In his nature Ford had a morbid twist which gave him a strange liking for the horrible and the unnatural. His plays are unequal in quality; but the most powerful of them are prevented from being revolting by their real tragic force and their high literary aims. In The Broken Heart (acted in 1629) he harrows the reader’s feelings almost beyond endurance; his Perkin Warbeck (1634), a historical tragedy, is reckoned to be the best historical drama outside of Shakespeare; and in The Witch of Edmonton (about 1633) he collaborated with Dekker and Rowley to produce a powerful domestic drama. Others of the sixteen plays attributed to him are The Lover’s Melancholy (1629), Love’s Sacrifice (1633), and The Fancies Chaste and Noble (1638).

SIR THOMAS BROWNE (1605–82)

Browne may be taken as representative of the best prose-writers of the period.

1. His Life. He was born in London, educated at Winchester and Oxford, and studied medicine. For a time he practiced in Oxfordshire; then he traveled abroad, receiving his degree of M.D. at Leyden. Returning to London (1634), he soon removed to Norwich, where for the remainder of his life he successfully practiced as a doctor.

2. His Works. Almost alone among his contemporaries, Browne seems to have been unaffected by the commotions of the time. His prose works, produced during some of the hottest years of civil contention, are tranquilly oblivious of unrest. His books are only five in number, are individually small in size, and are of great and almost uniform merit. Religio Medici (1642), his confession of faith, is a curious mixture of credulity and skepticism; Pseudodoxia Epidemica, or Vulgar Errors (1646), shared the same mental inconsistency, resembles the work of Burton in its out-of-the-way learning; Hydriotaphia or Erne Buriall (1658), commonly considered to be his masterpiece, contains reflections on human mortality induced by the discovery of some ancient funeral urns; The Garden of Cyrus (1658) is a treatise on the quincunx.
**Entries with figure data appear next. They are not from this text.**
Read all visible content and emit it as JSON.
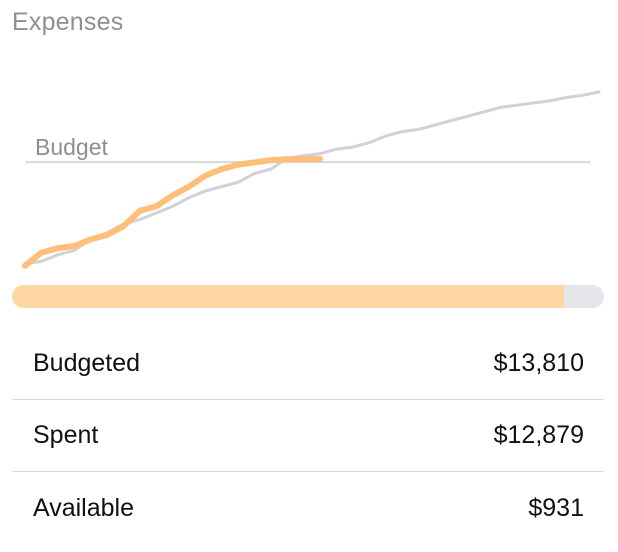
{
  "section": {
    "title": "Expenses"
  },
  "chart_data": {
    "type": "line",
    "budget_label": "Budget",
    "budget_value": 13810,
    "series": [
      {
        "color": "#d1d1d6",
        "values": [
          9200,
          9300,
          9600,
          9800,
          10300,
          10600,
          11000,
          11200,
          11500,
          11800,
          12200,
          12500,
          12700,
          12900,
          13300,
          13500,
          14000,
          14100,
          14200,
          14400,
          14500,
          14700,
          15000,
          15200,
          15300,
          15500,
          15700,
          15900,
          16100,
          16300,
          16400,
          16500,
          16600,
          16750,
          16850,
          17000
        ]
      },
      {
        "color": "#ffbf7a",
        "values": [
          9100,
          9700,
          9900,
          10000,
          10300,
          10500,
          10900,
          11600,
          11800,
          12300,
          12700,
          13200,
          13500,
          13700,
          13800,
          13900,
          13950,
          13950,
          13950
        ]
      }
    ]
  },
  "progress": {
    "fraction": 0.932,
    "fill_color": "#ffd7a3",
    "track_color": "#e5e5ea"
  },
  "summary": [
    {
      "label": "Budgeted",
      "value": "$13,810"
    },
    {
      "label": "Spent",
      "value": "$12,879"
    },
    {
      "label": "Available",
      "value": "$931"
    }
  ]
}
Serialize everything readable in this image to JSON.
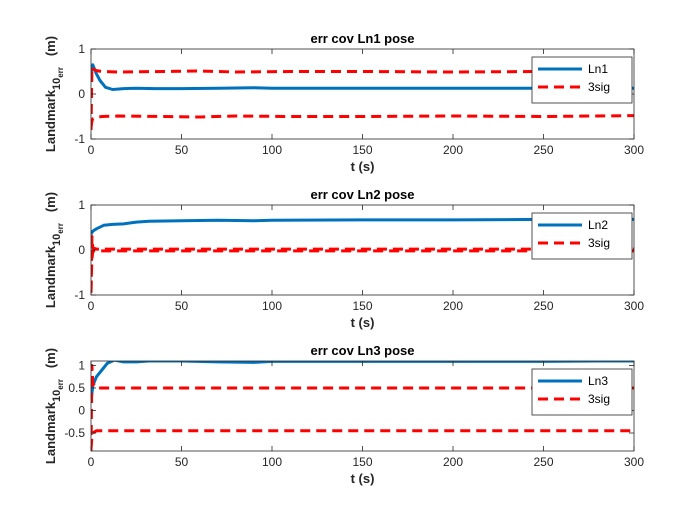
{
  "chart_data": [
    {
      "type": "line",
      "title": "err cov Ln1 pose",
      "xlabel": "t (s)",
      "ylabel_main": "Landmark",
      "ylabel_sub": "10",
      "ylabel_subsub": "err",
      "ylabel_unit": "(m)",
      "xlim": [
        0,
        300
      ],
      "ylim": [
        -1,
        1
      ],
      "xticks": [
        0,
        50,
        100,
        150,
        200,
        250,
        300
      ],
      "yticks": [
        -1,
        0,
        1
      ],
      "legend_position": "top-right",
      "series": [
        {
          "name": "Ln1",
          "style": "solid",
          "color": "#0072BD",
          "x": [
            0,
            1,
            3,
            5,
            8,
            12,
            18,
            25,
            35,
            50,
            70,
            90,
            100,
            150,
            200,
            250,
            300
          ],
          "y": [
            0.45,
            0.65,
            0.45,
            0.3,
            0.15,
            0.1,
            0.12,
            0.13,
            0.12,
            0.12,
            0.13,
            0.14,
            0.13,
            0.13,
            0.13,
            0.13,
            0.13
          ]
        },
        {
          "name": "3sig",
          "style": "dashed",
          "color": "#FF0000",
          "x": [
            0,
            0.5,
            1,
            3,
            6,
            15,
            40,
            60,
            80,
            110,
            150,
            200,
            250,
            300
          ],
          "y": [
            -0.8,
            0.6,
            0.55,
            0.52,
            0.5,
            0.49,
            0.5,
            0.51,
            0.49,
            0.5,
            0.5,
            0.49,
            0.5,
            0.48
          ]
        },
        {
          "name": "",
          "style": "dashed",
          "color": "#FF0000",
          "x": [
            0,
            0.5,
            1,
            3,
            6,
            15,
            40,
            60,
            80,
            110,
            150,
            200,
            250,
            300
          ],
          "y": [
            -0.75,
            -0.6,
            -0.55,
            -0.52,
            -0.5,
            -0.49,
            -0.5,
            -0.51,
            -0.49,
            -0.5,
            -0.5,
            -0.49,
            -0.5,
            -0.48
          ]
        }
      ]
    },
    {
      "type": "line",
      "title": "err cov Ln2 pose",
      "xlabel": "t (s)",
      "ylabel_main": "Landmark",
      "ylabel_sub": "10",
      "ylabel_subsub": "err",
      "ylabel_unit": "(m)",
      "xlim": [
        0,
        300
      ],
      "ylim": [
        -1,
        1
      ],
      "xticks": [
        0,
        50,
        100,
        150,
        200,
        250,
        300
      ],
      "yticks": [
        -1,
        0,
        1
      ],
      "legend_position": "top-right",
      "series": [
        {
          "name": "Ln2",
          "style": "solid",
          "color": "#0072BD",
          "x": [
            0,
            1,
            3,
            7,
            12,
            18,
            25,
            32,
            50,
            70,
            90,
            100,
            150,
            200,
            250,
            300
          ],
          "y": [
            0.35,
            0.42,
            0.47,
            0.55,
            0.57,
            0.58,
            0.62,
            0.64,
            0.65,
            0.66,
            0.65,
            0.66,
            0.67,
            0.67,
            0.68,
            0.68
          ]
        },
        {
          "name": "3sig",
          "style": "dashed",
          "color": "#FF0000",
          "x": [
            0,
            0.5,
            1,
            3,
            10,
            50,
            100,
            150,
            200,
            250,
            300
          ],
          "y": [
            -0.95,
            0.3,
            0.05,
            0.02,
            0.02,
            0.02,
            0.02,
            0.02,
            0.02,
            0.02,
            0.02
          ]
        },
        {
          "name": "",
          "style": "dashed",
          "color": "#FF0000",
          "x": [
            0,
            0.5,
            1,
            3,
            10,
            50,
            100,
            150,
            200,
            250,
            300
          ],
          "y": [
            -0.9,
            -0.2,
            -0.02,
            -0.02,
            -0.02,
            -0.02,
            -0.02,
            -0.02,
            -0.02,
            -0.02,
            -0.02
          ]
        }
      ]
    },
    {
      "type": "line",
      "title": "err cov Ln3 pose",
      "xlabel": "t (s)",
      "ylabel_main": "Landmark",
      "ylabel_sub": "10",
      "ylabel_subsub": "err",
      "ylabel_unit": "(m)",
      "xlim": [
        0,
        300
      ],
      "ylim": [
        -0.9,
        1.1
      ],
      "xticks": [
        0,
        50,
        100,
        150,
        200,
        250,
        300
      ],
      "yticks": [
        -0.5,
        0,
        0.5,
        1
      ],
      "legend_position": "top-right",
      "series": [
        {
          "name": "Ln3",
          "style": "solid",
          "color": "#0072BD",
          "x": [
            0,
            1,
            3,
            6,
            9,
            13,
            18,
            25,
            32,
            50,
            70,
            90,
            100,
            150,
            200,
            250,
            280,
            300
          ],
          "y": [
            0.2,
            0.55,
            0.75,
            0.9,
            1.05,
            1.12,
            1.08,
            1.08,
            1.1,
            1.1,
            1.08,
            1.07,
            1.09,
            1.09,
            1.09,
            1.09,
            1.1,
            1.1
          ]
        },
        {
          "name": "3sig",
          "style": "dashed",
          "color": "#FF0000",
          "x": [
            0,
            0.5,
            1,
            3,
            10,
            50,
            100,
            150,
            200,
            250,
            300
          ],
          "y": [
            -0.9,
            1.0,
            0.6,
            0.5,
            0.5,
            0.5,
            0.5,
            0.5,
            0.5,
            0.5,
            0.5
          ]
        },
        {
          "name": "",
          "style": "dashed",
          "color": "#FF0000",
          "x": [
            0,
            0.5,
            1,
            3,
            10,
            50,
            100,
            150,
            200,
            250,
            300
          ],
          "y": [
            -0.85,
            -0.6,
            -0.5,
            -0.45,
            -0.45,
            -0.45,
            -0.45,
            -0.45,
            -0.45,
            -0.45,
            -0.45
          ]
        }
      ]
    }
  ]
}
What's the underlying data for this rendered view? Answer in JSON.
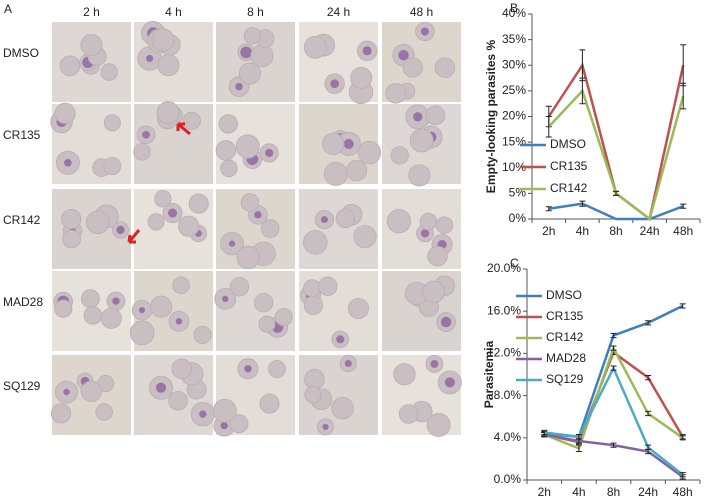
{
  "panel_labels": [
    "A",
    "B",
    "C"
  ],
  "micrographs": {
    "columns": [
      "2 h",
      "4 h",
      "8 h",
      "24 h",
      "48 h"
    ],
    "rows": [
      "DMSO",
      "CR135",
      "CR142",
      "MAD28",
      "SQ129"
    ]
  },
  "chart_data": [
    {
      "type": "line",
      "ylabel": "Empty-looking parasites %",
      "categories": [
        "2h",
        "4h",
        "8h",
        "24h",
        "48h"
      ],
      "ylim": [
        0,
        40
      ],
      "yticks": [
        {
          "value": 0,
          "label": "0%"
        },
        {
          "value": 5,
          "label": "5%"
        },
        {
          "value": 10,
          "label": "10%"
        },
        {
          "value": 15,
          "label": "15%"
        },
        {
          "value": 20,
          "label": "20%"
        },
        {
          "value": 25,
          "label": "25%"
        },
        {
          "value": 30,
          "label": "30%"
        },
        {
          "value": 35,
          "label": "35%"
        },
        {
          "value": 40,
          "label": "40%"
        }
      ],
      "legend": "left",
      "series": [
        {
          "name": "DMSO",
          "color": "#3f7fc0",
          "values": [
            2,
            3,
            0,
            0,
            2.5
          ],
          "errors": [
            0.4,
            0.5,
            0,
            0,
            0.4
          ]
        },
        {
          "name": "CR135",
          "color": "#c0504d",
          "values": [
            20,
            30,
            5,
            0,
            30
          ],
          "errors": [
            2,
            3,
            0.4,
            0,
            4
          ]
        },
        {
          "name": "CR142",
          "color": "#9bbb59",
          "values": [
            18,
            25,
            5,
            0,
            24
          ],
          "errors": [
            2,
            2.5,
            0.4,
            0,
            2.5
          ]
        }
      ]
    },
    {
      "type": "line",
      "ylabel": "Parasitemia",
      "categories": [
        "2h",
        "4h",
        "8h",
        "24h",
        "48h"
      ],
      "ylim": [
        0,
        20
      ],
      "yticks": [
        {
          "value": 0,
          "label": "0.0%"
        },
        {
          "value": 4,
          "label": "4.0%"
        },
        {
          "value": 8,
          "label": "8.0%"
        },
        {
          "value": 12,
          "label": "12.0%"
        },
        {
          "value": 16,
          "label": "16.0%"
        },
        {
          "value": 20,
          "label": "20.0%"
        }
      ],
      "legend": "left",
      "series": [
        {
          "name": "DMSO",
          "color": "#3f7fc0",
          "values": [
            4.4,
            4.1,
            13.7,
            14.9,
            16.5
          ],
          "errors": [
            0.2,
            0.2,
            0.2,
            0.2,
            0.2
          ]
        },
        {
          "name": "CR135",
          "color": "#c0504d",
          "values": [
            4.3,
            3.6,
            12.1,
            9.7,
            4.1
          ],
          "errors": [
            0.2,
            0.2,
            0.2,
            0.2,
            0.2
          ]
        },
        {
          "name": "CR142",
          "color": "#9bbb59",
          "values": [
            4.3,
            3.0,
            12.5,
            6.3,
            4.0
          ],
          "errors": [
            0.2,
            0.3,
            0.2,
            0.2,
            0.2
          ]
        },
        {
          "name": "MAD28",
          "color": "#8064a2",
          "values": [
            4.3,
            3.7,
            3.3,
            2.7,
            0.3
          ],
          "errors": [
            0.2,
            0.2,
            0.2,
            0.2,
            0.2
          ]
        },
        {
          "name": "SQ129",
          "color": "#4bacc6",
          "values": [
            4.5,
            4.1,
            10.6,
            3.1,
            0.5
          ],
          "errors": [
            0.2,
            0.2,
            0.2,
            0.2,
            0.2
          ]
        }
      ]
    }
  ]
}
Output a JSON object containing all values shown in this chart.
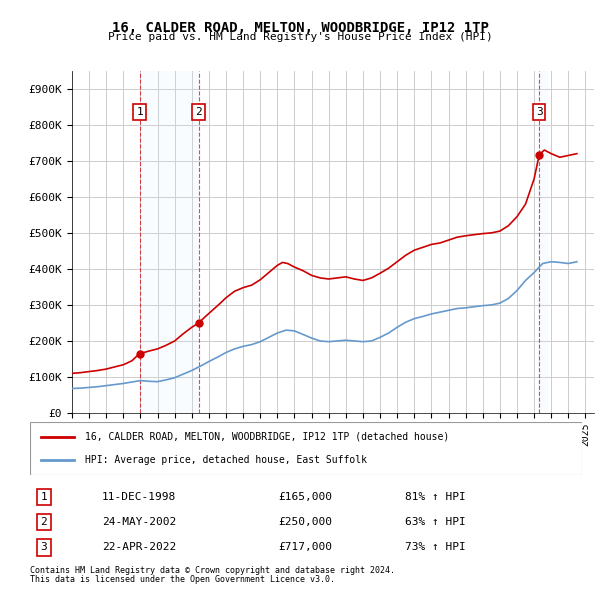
{
  "title": "16, CALDER ROAD, MELTON, WOODBRIDGE, IP12 1TP",
  "subtitle": "Price paid vs. HM Land Registry's House Price Index (HPI)",
  "ylabel_ticks": [
    "£0",
    "£100K",
    "£200K",
    "£300K",
    "£400K",
    "£500K",
    "£600K",
    "£700K",
    "£800K",
    "£900K"
  ],
  "ytick_values": [
    0,
    100000,
    200000,
    300000,
    400000,
    500000,
    600000,
    700000,
    800000,
    900000
  ],
  "ylim": [
    0,
    950000
  ],
  "xmin": 1995.0,
  "xmax": 2025.5,
  "transactions": [
    {
      "num": 1,
      "year": 1998.95,
      "price": 165000,
      "date": "11-DEC-1998",
      "pct": "81%",
      "direction": "↑"
    },
    {
      "num": 2,
      "year": 2002.4,
      "price": 250000,
      "date": "24-MAY-2002",
      "pct": "63%",
      "direction": "↑"
    },
    {
      "num": 3,
      "year": 2022.3,
      "price": 717000,
      "date": "22-APR-2022",
      "pct": "73%",
      "direction": "↑"
    }
  ],
  "red_line_color": "#cc0000",
  "blue_line_color": "#6699cc",
  "shade_color": "#ddeeff",
  "vline_color": "#cc0000",
  "grid_color": "#cccccc",
  "background_color": "#ffffff",
  "legend_label_red": "16, CALDER ROAD, MELTON, WOODBRIDGE, IP12 1TP (detached house)",
  "legend_label_blue": "HPI: Average price, detached house, East Suffolk",
  "footnote1": "Contains HM Land Registry data © Crown copyright and database right 2024.",
  "footnote2": "This data is licensed under the Open Government Licence v3.0.",
  "red_x": [
    1995.0,
    1995.5,
    1996.0,
    1996.5,
    1997.0,
    1997.5,
    1998.0,
    1998.5,
    1998.95,
    1999.2,
    1999.5,
    2000.0,
    2000.5,
    2001.0,
    2001.5,
    2002.0,
    2002.4,
    2002.8,
    2003.2,
    2003.6,
    2004.0,
    2004.5,
    2005.0,
    2005.5,
    2006.0,
    2006.5,
    2007.0,
    2007.3,
    2007.6,
    2008.0,
    2008.5,
    2009.0,
    2009.5,
    2010.0,
    2010.5,
    2011.0,
    2011.5,
    2012.0,
    2012.5,
    2013.0,
    2013.5,
    2014.0,
    2014.5,
    2015.0,
    2015.5,
    2016.0,
    2016.5,
    2017.0,
    2017.5,
    2018.0,
    2018.5,
    2019.0,
    2019.5,
    2020.0,
    2020.5,
    2021.0,
    2021.5,
    2022.0,
    2022.3,
    2022.6,
    2023.0,
    2023.5,
    2024.0,
    2024.5
  ],
  "red_y": [
    110000,
    112000,
    115000,
    118000,
    122000,
    128000,
    134000,
    145000,
    165000,
    168000,
    172000,
    178000,
    188000,
    200000,
    220000,
    238000,
    250000,
    268000,
    285000,
    302000,
    320000,
    338000,
    348000,
    355000,
    370000,
    390000,
    410000,
    418000,
    415000,
    405000,
    395000,
    382000,
    375000,
    372000,
    375000,
    378000,
    372000,
    368000,
    375000,
    388000,
    402000,
    420000,
    438000,
    452000,
    460000,
    468000,
    472000,
    480000,
    488000,
    492000,
    495000,
    498000,
    500000,
    505000,
    520000,
    545000,
    580000,
    650000,
    717000,
    730000,
    720000,
    710000,
    715000,
    720000
  ],
  "blue_x": [
    1995.0,
    1995.5,
    1996.0,
    1996.5,
    1997.0,
    1997.5,
    1998.0,
    1998.5,
    1999.0,
    1999.5,
    2000.0,
    2000.5,
    2001.0,
    2001.5,
    2002.0,
    2002.5,
    2003.0,
    2003.5,
    2004.0,
    2004.5,
    2005.0,
    2005.5,
    2006.0,
    2006.5,
    2007.0,
    2007.5,
    2008.0,
    2008.5,
    2009.0,
    2009.5,
    2010.0,
    2010.5,
    2011.0,
    2011.5,
    2012.0,
    2012.5,
    2013.0,
    2013.5,
    2014.0,
    2014.5,
    2015.0,
    2015.5,
    2016.0,
    2016.5,
    2017.0,
    2017.5,
    2018.0,
    2018.5,
    2019.0,
    2019.5,
    2020.0,
    2020.5,
    2021.0,
    2021.5,
    2022.0,
    2022.5,
    2023.0,
    2023.5,
    2024.0,
    2024.5
  ],
  "blue_y": [
    68000,
    69000,
    71000,
    73000,
    76000,
    79000,
    82000,
    86000,
    90000,
    88000,
    87000,
    92000,
    98000,
    108000,
    118000,
    130000,
    143000,
    155000,
    168000,
    178000,
    185000,
    190000,
    198000,
    210000,
    222000,
    230000,
    228000,
    218000,
    208000,
    200000,
    198000,
    200000,
    202000,
    200000,
    198000,
    200000,
    210000,
    222000,
    238000,
    252000,
    262000,
    268000,
    275000,
    280000,
    285000,
    290000,
    292000,
    295000,
    298000,
    300000,
    305000,
    318000,
    340000,
    368000,
    390000,
    415000,
    420000,
    418000,
    415000,
    420000
  ]
}
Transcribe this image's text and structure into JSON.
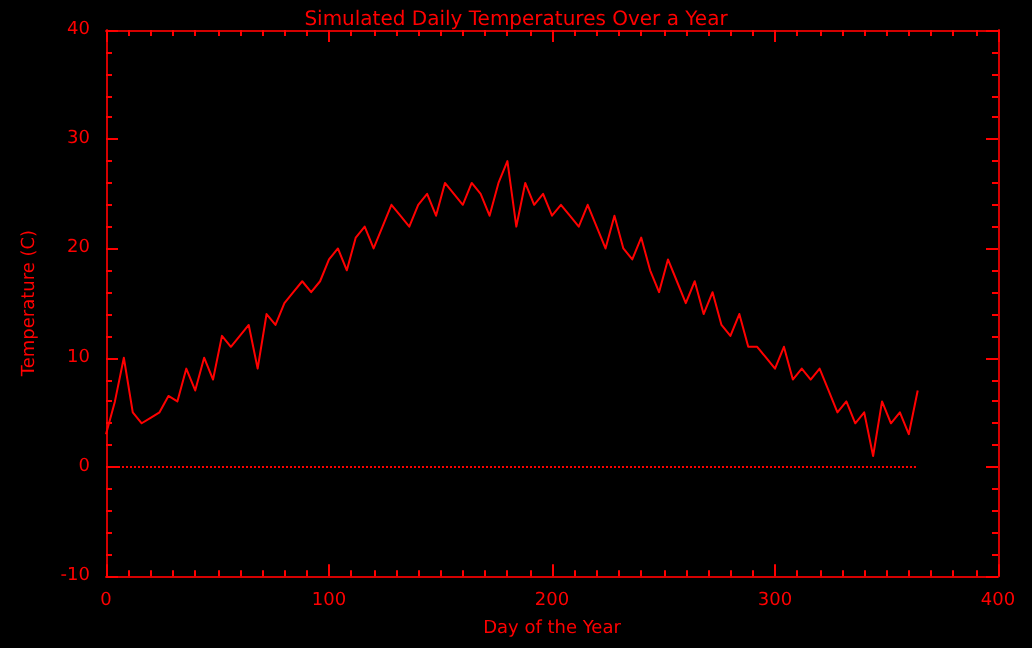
{
  "chart_data": {
    "type": "line",
    "title": "Simulated Daily Temperatures Over a Year",
    "xlabel": "Day of the Year",
    "ylabel": "Temperature (C)",
    "x": [
      0,
      4,
      8,
      12,
      16,
      20,
      24,
      28,
      32,
      36,
      40,
      44,
      48,
      52,
      56,
      60,
      64,
      68,
      72,
      76,
      80,
      84,
      88,
      92,
      96,
      100,
      104,
      108,
      112,
      116,
      120,
      124,
      128,
      132,
      136,
      140,
      144,
      148,
      152,
      156,
      160,
      164,
      168,
      172,
      176,
      180,
      184,
      188,
      192,
      196,
      200,
      204,
      208,
      212,
      216,
      220,
      224,
      228,
      232,
      236,
      240,
      244,
      248,
      252,
      256,
      260,
      264,
      268,
      272,
      276,
      280,
      284,
      288,
      292,
      296,
      300,
      304,
      308,
      312,
      316,
      320,
      324,
      328,
      332,
      336,
      340,
      344,
      348,
      352,
      356,
      360,
      364
    ],
    "series": [
      {
        "color": "#ff0000",
        "values": [
          3,
          6,
          10,
          5,
          4,
          4.5,
          5,
          6.5,
          6,
          9,
          7,
          10,
          8,
          12,
          11,
          12,
          13,
          9,
          14,
          13,
          15,
          16,
          17,
          16,
          17,
          19,
          20,
          18,
          21,
          22,
          20,
          22,
          24,
          23,
          22,
          24,
          25,
          23,
          26,
          25,
          24,
          26,
          25,
          23,
          26,
          28,
          22,
          26,
          24,
          25,
          23,
          24,
          23,
          22,
          24,
          22,
          20,
          23,
          20,
          19,
          21,
          18,
          16,
          19,
          17,
          15,
          17,
          14,
          16,
          13,
          12,
          14,
          11,
          11,
          10,
          9,
          11,
          8,
          9,
          8,
          9,
          7,
          5,
          6,
          4,
          5,
          1,
          6,
          4,
          5,
          3,
          7
        ]
      }
    ],
    "xlim": [
      0,
      400
    ],
    "xticks": [
      0,
      100,
      200,
      300,
      400
    ],
    "ylim": [
      -10,
      40
    ],
    "yticks": [
      -10,
      0,
      10,
      20,
      30,
      40
    ],
    "ref_lines": [
      {
        "axis": "y",
        "value": 0,
        "color": "#ff0000",
        "line_style": "dotted"
      }
    ],
    "grid": false,
    "marker": "none",
    "line_style": "solid"
  }
}
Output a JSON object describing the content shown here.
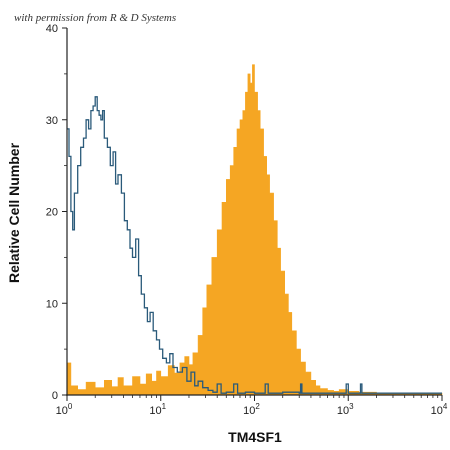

The last work, Christian Morals, was published after his death.

3. His Style. As a philosopher Browne is either obscure and confusing, as in Religio Medici, or unoriginal and obvious, as in Hydriotaphia. His learning, though it is wide and accurate, is too far-fetched and strange to be of much practical use. But as a literary stylist he is very valuable indeed. He shows the ornate style of the time in its richest bloom. His diction is strongly Latinized, sometimes to the limit of obscurity; and he has the scholastic habit of introducing Latin tags and references. In this he resembles Burton; but in other respects he is far beyond the author of The Anatomy of Melancholy. His sentences are carefully wrought and artistically combined into paragraphs; and, most important from the purely literary point of view, the diction has a richness of effect unknown among other English prose-writers. The rhythm is harmonious, and finishes with carefully attuned cadences. The prose is sometimes obscure, rarely vivacious, and hardly ever diverting; but the solemnity and beauty of it have given it an enduring fascination. A brief extract will illustrate some of its qualities:

Pious spirits who passed their days in raptures of futurity, made little more of this world, than the world that was before it, while they lay obscure in the chaos of preordination, and night of their fore-beings. And if any have been so happy as truly to understand Christian annihilation, ecstasies, exolution, liquefaction, transformation, the kiss of the spouse, gustation of God, and ingression into the divine shadow, they have already had an handsome anticipation of heaven; the glory of the world is surely over, and the earth in ashes unto them.

To subsist in lasting monuments, to live in their productions, to exist in their names and predicament of chimeras, was large satisfaction unto old expectations, and made one part of their Elysiums. But all this is nothing in the metaphysics of true belief. To live, indeed, is to be again ourselves, which being not only an hope, but an evidence in noble believers, ’tis all one to lie in St Innocent’s churchyard, as in the sands of Egypt. Ready to be anything, in the ecstasy of being ever, and as content with six foot as the moles of Adrianus.